Filed Under: Emerging Markets Debt, Government Debt, bonds and t-bills

HONG KONG -- Asian bond spreads widened on Wednesday for a second session on the back of data showing rising inflationary pressures in the United States and continued concerns about the health of the global financial sector.

Regional spreads are unlikely to tighten in the near term, traders said, given the continued risk aversion and what could be a heavy slate of new debt sales in September.

South Korea mandated six banks for a planned sovereign debt sale that could reach $1.0 billion, while Wing Hang Bank is meeting Asian investors this week for a potential dollar bond sale, sources told Reuters Wednesday.

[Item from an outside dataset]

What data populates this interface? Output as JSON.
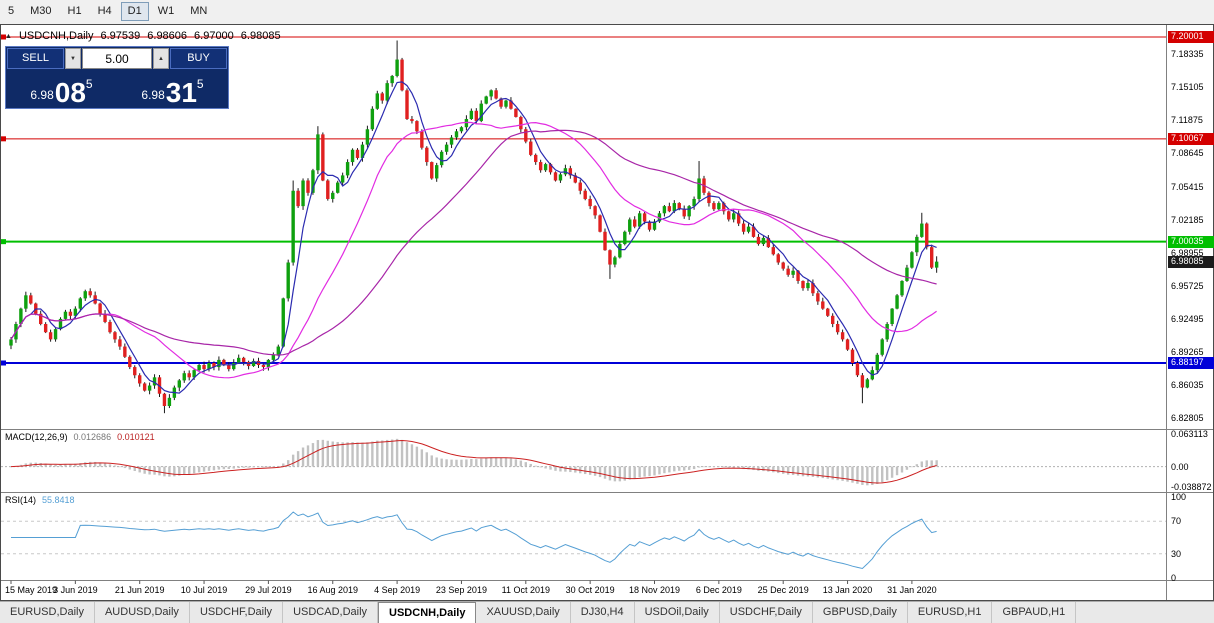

The two issuers join a growing pipeline of potential debt sales in September, especially from South Korea, that are expected to include POSCO Engineering and Construction as well as Korea National Housing Corp.

"You have a lot of concerns in the market these days, so it would be hard to see spreads tighten anytime soon," said a Hong Kong-based trader.

"New issuance is obviously going to have an impact on spreads giving that any new issue will have to offer concessions above existing spread to investors," he added.

The iTRAXX Asia ex-Japan high-yield index widened by 10-12 basis points (bps) to 557/562 basis points, while the equivalent investment-grade index moved out by 5-7 bps to 151/157.

The widening comes after data on Tuesday showed US wholesale prices shot up in July at the fastest annual rate in 27 years, while a separate report showed US home builders cut back on construction as they worked through a glut of unsold homes.

Despite the recent slump in oil prices, investors are increasingly concerned about rising inflationary pressures at a time of slowing global economic growth. Worries also abound about further credit-related losses in the financial sector.

Brokerages continue to slash their earnings outlooks on major investment banks such as Citigroup and Lehman Brothers, while US mortgage finance providers Fannie Mae and Freddie Mac are also attracting concerns.

The Philippines' sovereign cash bonds, among the most widely traded in the region outside Japan fell about half a point each, with 2031 bonds quoted at 109.5/109.75 and 2032 bonds at 96.5/96.75.

The cost of protection against a default in Philippines' sovereign debt, as reflected by its five-year credit default swap widened by 10 basis points to 233/238.